The present study was carried out on the basis of the whole genome sequence analysis of 17 Fusarium species such as Fusarium partially belonging to the genus Fusarium (F.proliferum, Fusarium circinatum, F.oxysporum, F.graminearum, F.solani, F.fujikuroi, F.odorationssimum, F.verteticiloides, F.odorationssimum, F.vannettenii, F.virgulforme, F.clavum, F.mangiferae, F.cerealis, F.redoles, F.sacchara, F.flexiforme, F.sporotrotrichioides, etc., the whole genome sequence search, sequence extraction, alignment and analysis were carried out, a large-scale genome database was excavated to discover the detection target of Phytophthora, F.proliferum specific detection target was obtained by whole genome alignment, F.proliferum specific detection target was obtained, and more than 1000 genes were selected as a candidate gene specific primer (1.1000 gene target gene) from the list, and the list was selected as a candidate gene (1.1000).

TABLE 1F sequence listing of 6 specific genes of proliferum pathogenic bacteria

Different species (Fusarium proliferatum), Fusarium verticillium, pine gum ulcer pathogen (f.circinatum), Fusarium granatum (f.fujikuroi), Fusarium solani (f.solani), Fusarium asiae (f.asiticum), and Fusarium oxysporum (f.oxysporum) were selected from among different species (Fusarium proliferatum), Fusarium verticillium, Fusarium oxysporum, and Fusarium oxysporum) to design each target primer for RPA-LFD detection.

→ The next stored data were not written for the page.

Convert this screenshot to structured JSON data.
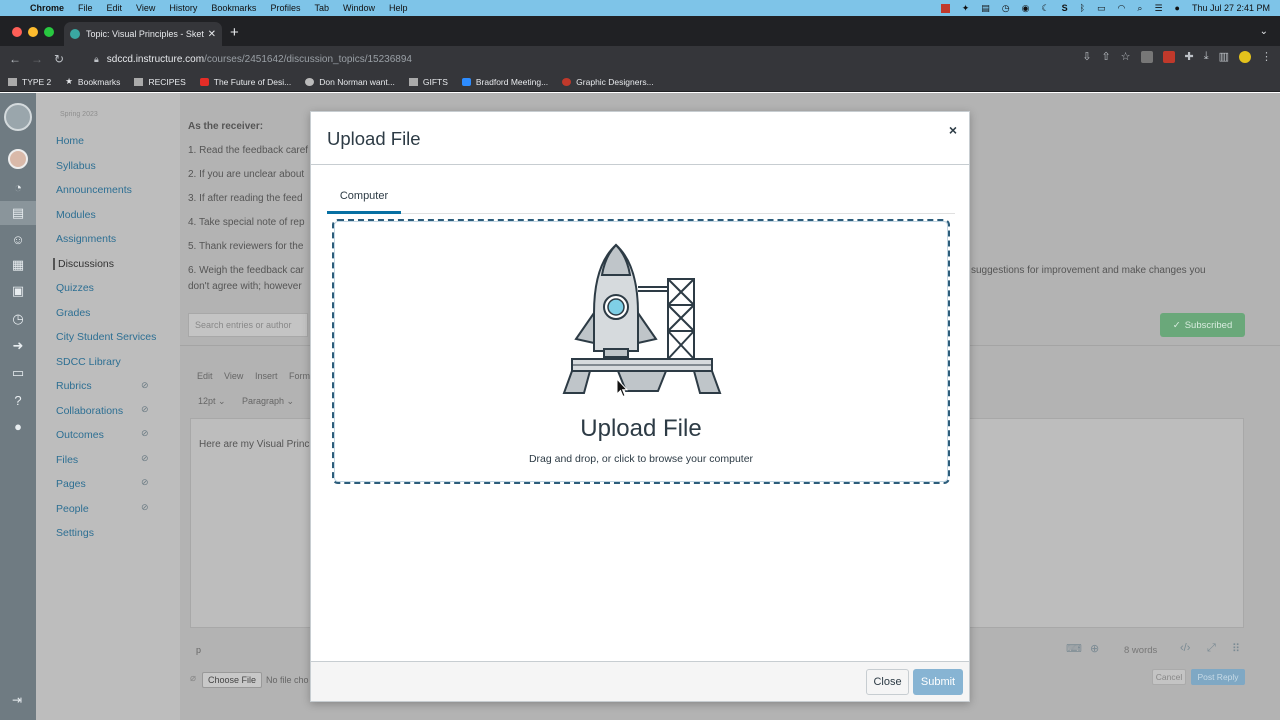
{
  "menubar": {
    "app": "Chrome",
    "items": [
      "File",
      "Edit",
      "View",
      "History",
      "Bookmarks",
      "Profiles",
      "Tab",
      "Window",
      "Help"
    ],
    "datetime": "Thu Jul 27  2:41 PM"
  },
  "browser": {
    "tab_title": "Topic: Visual Principles - Sketc",
    "url_host": "sdccd.instructure.com",
    "url_path": "/courses/2451642/discussion_topics/15236894",
    "bookmarks": [
      {
        "label": "TYPE 2",
        "icon": "folder"
      },
      {
        "label": "Bookmarks",
        "icon": "star"
      },
      {
        "label": "RECIPES",
        "icon": "folder"
      },
      {
        "label": "The Future of Desi...",
        "icon": "youtube"
      },
      {
        "label": "Don Norman want...",
        "icon": "globe"
      },
      {
        "label": "GIFTS",
        "icon": "folder"
      },
      {
        "label": "Bradford Meeting...",
        "icon": "zoom"
      },
      {
        "label": "Graphic Designers...",
        "icon": "red-dot"
      }
    ]
  },
  "course_nav": {
    "term": "Spring 2023",
    "items": [
      {
        "label": "Home",
        "hidden": false
      },
      {
        "label": "Syllabus",
        "hidden": false
      },
      {
        "label": "Announcements",
        "hidden": false
      },
      {
        "label": "Modules",
        "hidden": false
      },
      {
        "label": "Assignments",
        "hidden": false
      },
      {
        "label": "Discussions",
        "hidden": false,
        "active": true
      },
      {
        "label": "Quizzes",
        "hidden": false
      },
      {
        "label": "Grades",
        "hidden": false
      },
      {
        "label": "City Student Services",
        "hidden": false
      },
      {
        "label": "SDCC Library",
        "hidden": false
      },
      {
        "label": "Rubrics",
        "hidden": true
      },
      {
        "label": "Collaborations",
        "hidden": true
      },
      {
        "label": "Outcomes",
        "hidden": true
      },
      {
        "label": "Files",
        "hidden": true
      },
      {
        "label": "Pages",
        "hidden": true
      },
      {
        "label": "People",
        "hidden": true
      },
      {
        "label": "Settings",
        "hidden": false
      }
    ]
  },
  "page": {
    "heading": "As the receiver:",
    "lines": [
      "1. Read the feedback caref",
      "2. If you are unclear about",
      "3. If after reading the feed",
      "4. Take special note of rep",
      "5. Thank reviewers for the",
      "6. Weigh the feedback car"
    ],
    "line6_right": "suggestions for improvement and make changes you",
    "line6_cont": "don't agree with; however",
    "search_placeholder": "Search entries or author",
    "subscribed_label": "Subscribed",
    "editor_menu": [
      "Edit",
      "View",
      "Insert",
      "Form"
    ],
    "font_size": "12pt",
    "block_format": "Paragraph",
    "editor_text": "Here are my Visual Princ",
    "status_path": "p",
    "word_count": "8 words",
    "choose_file": "Choose File",
    "no_file": "No file cho",
    "cancel": "Cancel",
    "post_reply": "Post Reply"
  },
  "modal": {
    "title": "Upload File",
    "close_symbol": "×",
    "tab": "Computer",
    "dropzone_title": "Upload File",
    "dropzone_subtitle": "Drag and drop, or click to browse your computer",
    "close_button": "Close",
    "submit_button": "Submit"
  },
  "colors": {
    "menubar": "#7ec4e8",
    "chrome_dark": "#202124",
    "chrome_toolbar": "#35363a",
    "canvas_link": "#2d6f93",
    "tab_underline": "#0770a3",
    "submit": "#87b4d3",
    "subscribed": "#6aa87a"
  }
}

Sample detection: to a 0.2mL Twist reaction unit tube (Twist p Basic kits, Twist) containing lyophilized enzyme powder, Buffer 29.5. mu.L, 10. mu.M upstream primer 2.1. mu.L, 10. mu.M downstream primer 2.1. mu.L, probe 0.6. mu.L, DNA 2.0. mu.L, MgAc 2.5. mu.L was added inside the PCR tube cap, and deionized water was made up to 50. mu.L; fully and uniformly mixing the RPA amplification system, centrifuging for 10s at 5,000 Xg, placing on a metal bath at 39 ℃ for reaction for 30min, incubating for 4 min, uniformly mixing the reaction tube again, centrifuging for 3-5s, and placing in a water bath kettle at 39 ℃ for further reaction for 30 min.

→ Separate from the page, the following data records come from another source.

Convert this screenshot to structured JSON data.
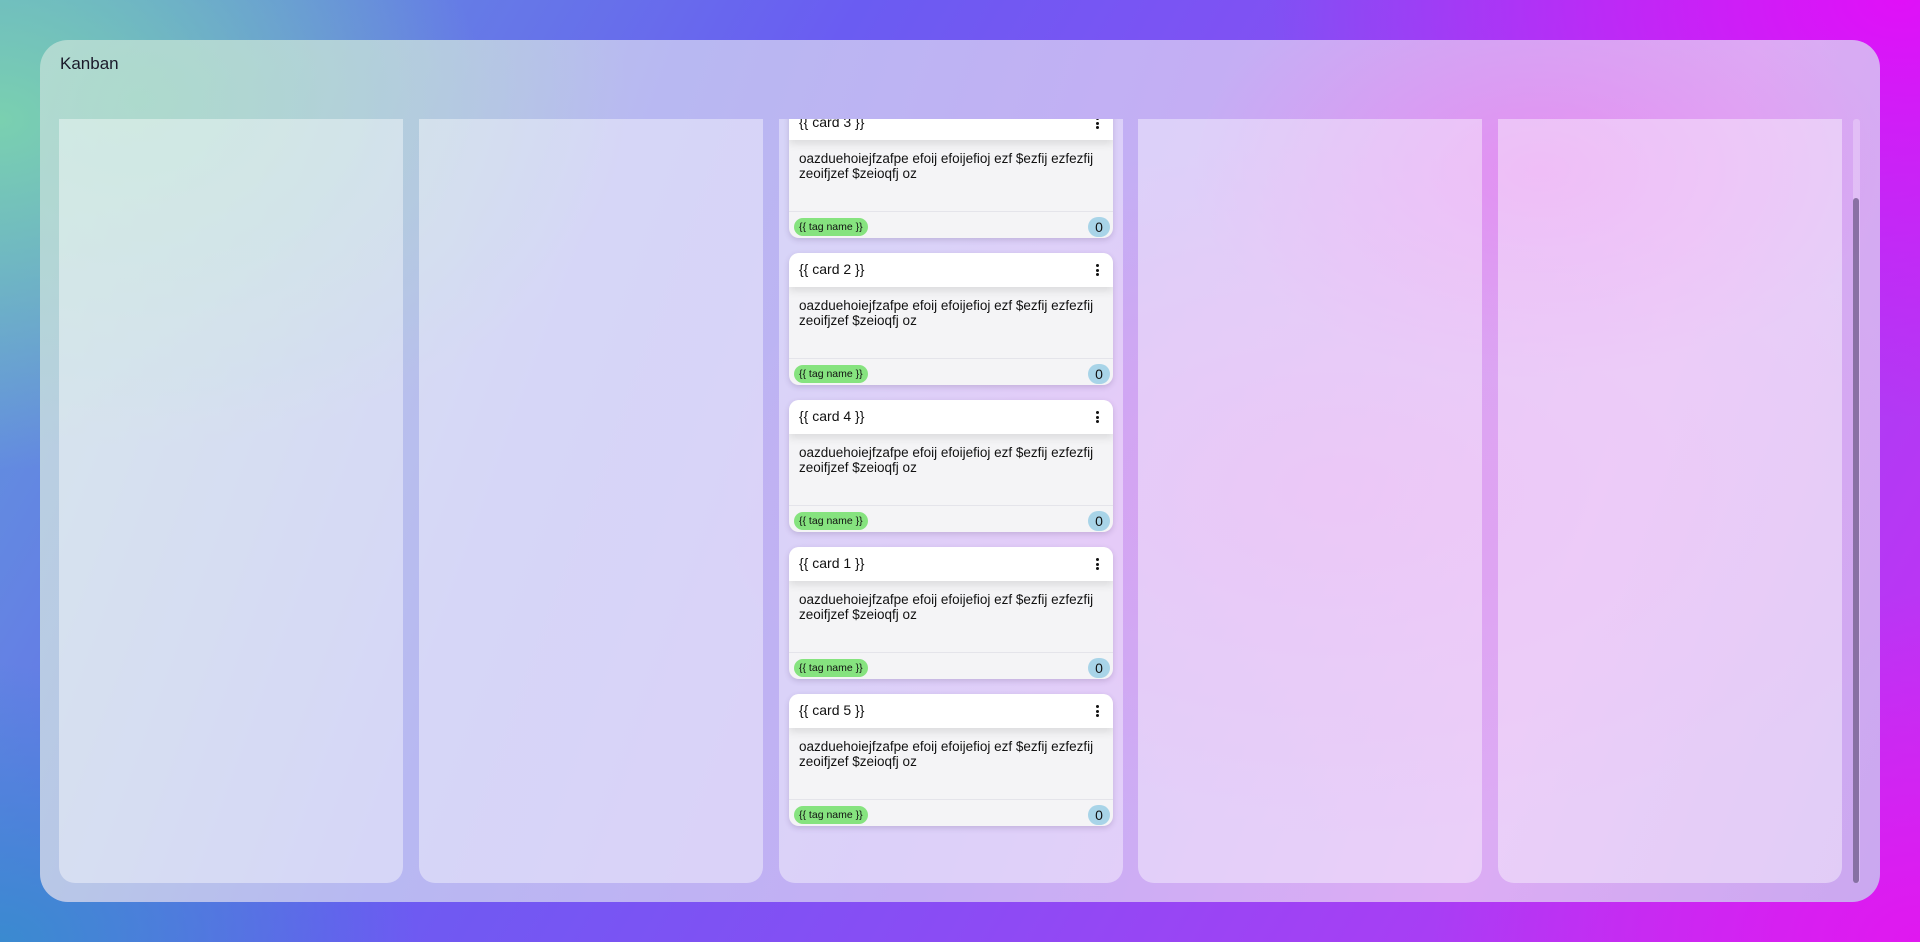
{
  "app": {
    "title": "Kanban"
  },
  "board": {
    "columns": [
      {
        "cards": []
      },
      {
        "cards": []
      },
      {
        "cards": [
          {
            "title": "{{ card 3 }}",
            "description": "oazduehoiejfzafpe efoij efoijefioj ezf $ezfij ezfezfij zeoifjzef $zeioqfj oz",
            "tag": "{{ tag name }}",
            "count": "0"
          },
          {
            "title": "{{ card 2 }}",
            "description": "oazduehoiejfzafpe efoij efoijefioj ezf $ezfij ezfezfij zeoifjzef $zeioqfj oz",
            "tag": "{{ tag name }}",
            "count": "0"
          },
          {
            "title": "{{ card 4 }}",
            "description": "oazduehoiejfzafpe efoij efoijefioj ezf $ezfij ezfezfij zeoifjzef $zeioqfj oz",
            "tag": "{{ tag name }}",
            "count": "0"
          },
          {
            "title": "{{ card 1 }}",
            "description": "oazduehoiejfzafpe efoij efoijefioj ezf $ezfij ezfezfij zeoifjzef $zeioqfj oz",
            "tag": "{{ tag name }}",
            "count": "0"
          },
          {
            "title": "{{ card 5 }}",
            "description": "oazduehoiejfzafpe efoij efoijefioj ezf $ezfij ezfezfij zeoifjzef $zeioqfj oz",
            "tag": "{{ tag name }}",
            "count": "0"
          }
        ]
      },
      {
        "cards": []
      },
      {
        "cards": []
      }
    ]
  },
  "colors": {
    "tag": "#86e37f",
    "count_badge": "#a8d4e8"
  },
  "icons": {
    "card_menu": "more-vert-icon"
  }
}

Negative control: the operation steps are the same as those of sample detection, 2.0 mu L of template DNA is changed into 2.0 mu L of sterilized ddH₂And O. And after the RPA reaction is finished, detecting the amplification product by using a lateral flow chromatography test strip. When two brown strips appear on the Test strip, one is positioned in a Control line (quality Control area) and the other is positioned in a Test line (Test line), the result is positive, and the sample contains the layered fusarium; when only the quality control area of the Test strip has a brown strip and the detection area (Test line) has no strip, the result is negative, which indicates that the sample does not contain Fusarium proliferatum.

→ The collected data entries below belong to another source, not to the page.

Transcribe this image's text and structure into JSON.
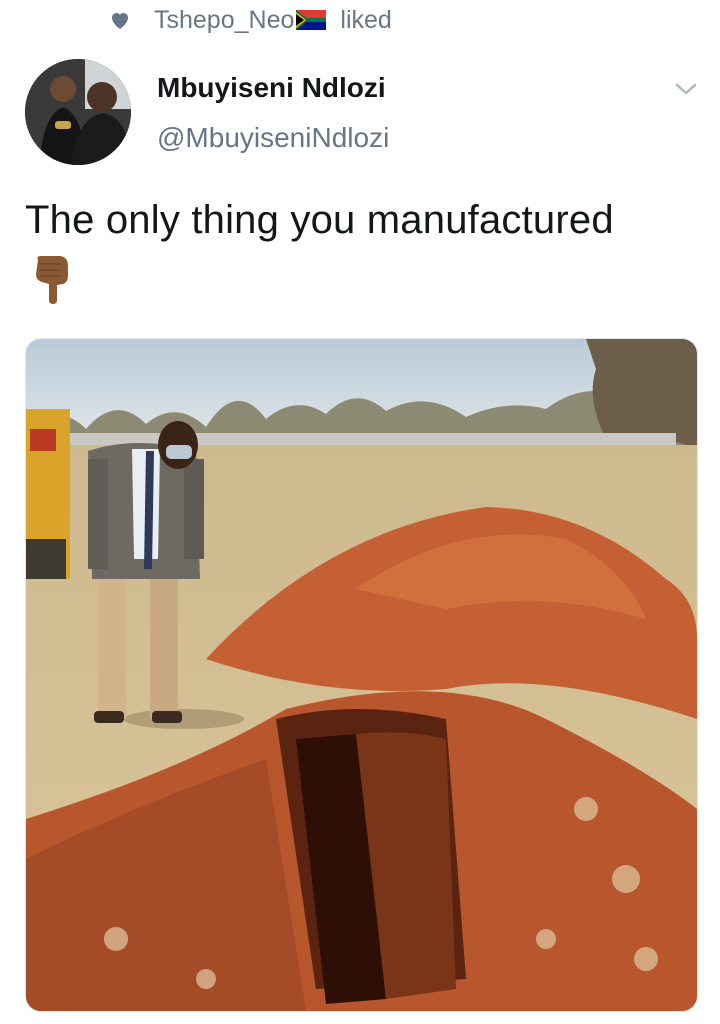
{
  "social_context": {
    "icon": "heart-icon",
    "user": "Tshepo_Neo",
    "flag": "south-africa-flag-icon",
    "action": "liked"
  },
  "tweet": {
    "display_name": "Mbuyiseni Ndlozi",
    "handle": "@MbuyiseniNdlozi",
    "text": "The only thing you manufactured",
    "emoji": "backhand-index-pointing-down",
    "menu_icon": "chevron-down-icon"
  },
  "media": {
    "icon": "photo-grave",
    "colors": {
      "sky": "#cfdbe3",
      "grass": "#d8c49a",
      "soil": "#b8562e"
    }
  },
  "colors": {
    "text_primary": "#14171a",
    "text_secondary": "#657786"
  }
}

The remaining 5 primers and probes designed to detect the target, exemplified by target FPRO — 14873, have the primer sequence: Fpro-14873F: AAACAGAGCGAACAAGTAAGACTAGGGTCGACGA (SEQ ID NO: 6); fpro _14873R: GTGGCACATTTTGCAACTCCCTAAGCGTGTCTTT (SEQ ID NO:7), different species from Fusarium stratifying (Fusarium stratifying), Fusarium verticillium (F.verticillium), Fusarium pini canker (F.circinatum), Fusarium gambosum (F.fujikuroi), Fusarium solani (F.solani), Fusarium asiainum (F.asiticum), Fusarium oxysporum (F.oxysporum), and the results of RPA-LFD detection show poor primer specificity based on FPRO _14873 target design, as shown in FIG. 1.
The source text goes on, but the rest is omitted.